The realisation slowly crystalised within me that the answer is not anywhere ‘out there’. It is not within another person or object. Surely this lesson should have been learnt many years ago, and has indeed been learnt time and again? I have no doubt it is one I will stumble across time and again in future, though perhaps with repetition I will reach both the realisation and a solution at a faster pace.
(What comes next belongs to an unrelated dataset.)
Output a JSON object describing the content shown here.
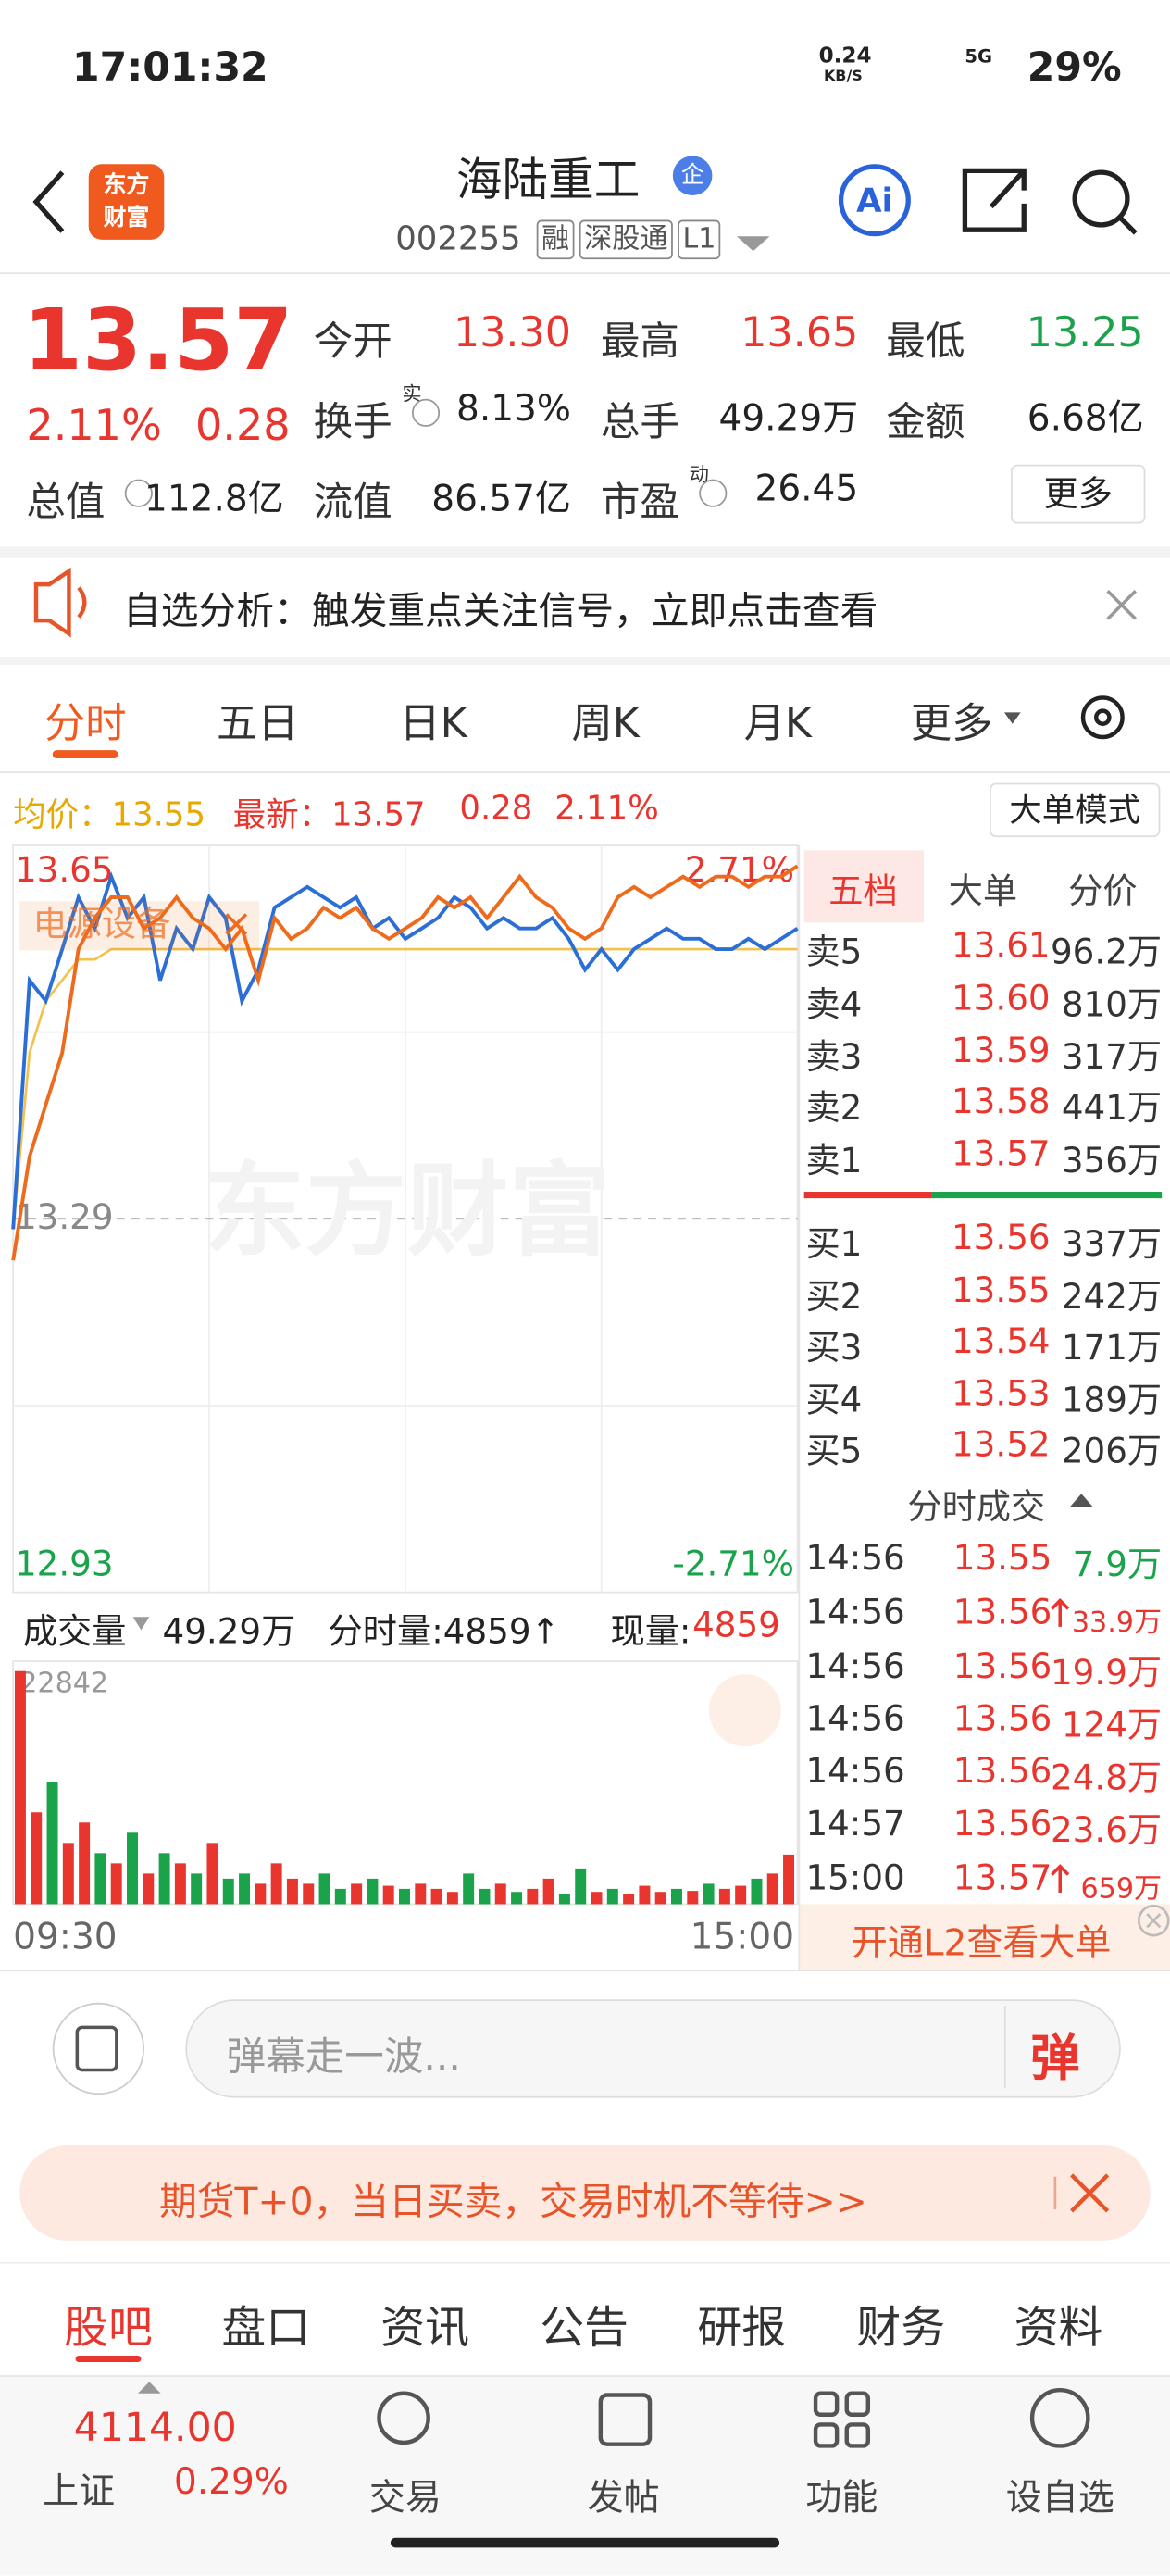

The minute I picked up a paintbrush, a wide smile began to spread across my face, and I felt nothing but excited contentment. I usually pick up a brush to externalise words or images in my head, but tonight my mind was as blank at the page in front of me – and it didn’t matter. I chose a colour – blue – and began to paint a river. I then felt a strong desire to listen to Joni Mitchell, and as the soothing first notes of ‘Night Ride Home’ slipped through the house my smile widened, and the picture morphed into a moon, then a flower. But it didn’t matter what I was painting – it mattered only that I was painting. The colours, and the flow of the brush, were enough. I thought of my mother, simple memories of the last years we lived together – cooking a meal, listening to music, lying in the sun next to the swimming pool discussing a novel, relationships, or work. Instead of missing her, I felt the warm glow of delight in all we shared. She, like everything else crucial to my happiness, resides within me, to be called upon whenever I have the need, desire, or wisdom to do so.